We have moved from a Google Search Appliance to Google Custom Search Engines. The Appliance was removed from service at the end of June, 2013. This is the old documentation for the GSA. See the current documentation for current information.
Our search server indexes the University of Kentucky web servers continuously and may visit pages that change often several times each week or even several times each day. It crawls our web pages by starting at the UK home page (www.uky.edu) and following links. To be included in the index your pages must:
· be on a University of Kentucky web server (This is primarily the uky.edu domain, but a few other domains are included as well.);
· be on a web server that does not exclude the search server (Our indexer follows the Robots Exclusion Protocol.);
· be accessible by following links from the UK home page (This usually means having a link to your page from your department’s, college’s, or other unit’s page or from our site index.);
· not exclude indexing through HTML meta tags; and
· not require authentication using passwords.
SOME SEARCHING CONSIDERATIONS
Our search service, like most, has two parts: an indexing program (known as a spider or robot or crawler) and a search program. The spider follows links beginning with the www.uky.edu home page and examines and indexes the pages it finds. The search program uses this index and responds to user requests.

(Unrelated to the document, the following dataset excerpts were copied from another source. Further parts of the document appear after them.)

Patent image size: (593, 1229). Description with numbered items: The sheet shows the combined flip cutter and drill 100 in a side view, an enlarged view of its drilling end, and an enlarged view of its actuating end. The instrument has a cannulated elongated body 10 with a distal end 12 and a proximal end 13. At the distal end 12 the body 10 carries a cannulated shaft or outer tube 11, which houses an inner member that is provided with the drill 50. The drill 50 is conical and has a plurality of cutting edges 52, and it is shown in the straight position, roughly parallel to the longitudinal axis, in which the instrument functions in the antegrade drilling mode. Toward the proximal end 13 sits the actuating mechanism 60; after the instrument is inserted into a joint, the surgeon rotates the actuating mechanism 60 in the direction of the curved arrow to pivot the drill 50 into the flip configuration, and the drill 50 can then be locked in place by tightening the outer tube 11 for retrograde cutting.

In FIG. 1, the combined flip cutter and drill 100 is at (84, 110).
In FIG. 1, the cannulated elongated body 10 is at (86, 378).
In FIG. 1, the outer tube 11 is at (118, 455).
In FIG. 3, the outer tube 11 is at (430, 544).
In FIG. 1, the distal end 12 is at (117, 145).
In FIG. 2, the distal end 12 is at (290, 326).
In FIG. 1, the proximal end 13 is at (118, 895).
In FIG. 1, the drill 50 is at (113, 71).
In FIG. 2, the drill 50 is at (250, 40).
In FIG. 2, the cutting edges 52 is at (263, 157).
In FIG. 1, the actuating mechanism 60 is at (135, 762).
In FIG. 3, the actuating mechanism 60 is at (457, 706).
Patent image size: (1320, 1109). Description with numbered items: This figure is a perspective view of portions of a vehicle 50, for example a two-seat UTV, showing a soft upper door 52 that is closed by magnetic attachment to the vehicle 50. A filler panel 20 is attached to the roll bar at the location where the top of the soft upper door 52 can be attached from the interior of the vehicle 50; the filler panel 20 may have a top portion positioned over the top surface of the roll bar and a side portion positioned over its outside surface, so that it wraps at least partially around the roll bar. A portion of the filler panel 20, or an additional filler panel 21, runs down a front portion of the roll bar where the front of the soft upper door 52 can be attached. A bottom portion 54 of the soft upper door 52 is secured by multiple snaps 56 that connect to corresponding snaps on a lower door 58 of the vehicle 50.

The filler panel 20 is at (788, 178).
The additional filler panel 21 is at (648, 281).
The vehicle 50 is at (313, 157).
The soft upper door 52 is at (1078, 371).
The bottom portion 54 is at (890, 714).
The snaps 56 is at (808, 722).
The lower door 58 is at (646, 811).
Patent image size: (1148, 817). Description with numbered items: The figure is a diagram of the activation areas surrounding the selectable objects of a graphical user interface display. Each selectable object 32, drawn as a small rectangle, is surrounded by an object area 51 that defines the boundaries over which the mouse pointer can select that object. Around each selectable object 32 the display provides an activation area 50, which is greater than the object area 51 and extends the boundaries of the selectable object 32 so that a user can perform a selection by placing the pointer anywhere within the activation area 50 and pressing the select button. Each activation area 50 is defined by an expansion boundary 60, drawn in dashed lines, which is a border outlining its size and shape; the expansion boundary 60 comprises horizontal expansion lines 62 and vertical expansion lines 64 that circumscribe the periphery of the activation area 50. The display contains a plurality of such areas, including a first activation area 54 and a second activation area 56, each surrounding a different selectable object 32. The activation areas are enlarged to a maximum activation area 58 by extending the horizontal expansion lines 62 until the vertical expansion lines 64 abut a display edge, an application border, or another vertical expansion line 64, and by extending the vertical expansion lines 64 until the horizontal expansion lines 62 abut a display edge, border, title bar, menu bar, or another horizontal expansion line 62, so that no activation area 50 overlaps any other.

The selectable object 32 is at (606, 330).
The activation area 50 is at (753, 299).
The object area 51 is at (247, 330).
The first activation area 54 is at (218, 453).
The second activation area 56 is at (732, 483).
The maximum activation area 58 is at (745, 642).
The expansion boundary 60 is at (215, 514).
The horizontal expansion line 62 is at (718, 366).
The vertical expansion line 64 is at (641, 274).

This means if you have a page that is not linked to by any other page it won’t be included in the search index! This may be desirable for some pages, but for most it isn’t. There must be an unbroken chain of links from the UK home page at www.uky.edu to each page that you want to be indexed. In some cases this might mean creating a local index page for your site that includes links to your other pages.
Most indexing services, including the numerous commercial services that also search our servers, index each word in an HTML file, with words in titles and headings generally given greater weight. In addition to HTML pages, our spider indexes plain text files, PDF files, numerous word processing formats, Powerpoint files, and many others. The search server caches the files it indexes — it keeps a local copy which people using the service may view. This can be useful, for example, if the original server is down. For some pages caching is inappropriate and this can be controlled with meta tags. For files other than HTML the search server will offer to display the file in a simple HTML or text form or a formatted preview from its cached copy. This is useful if the user doesn’t have the application needed to read the original file.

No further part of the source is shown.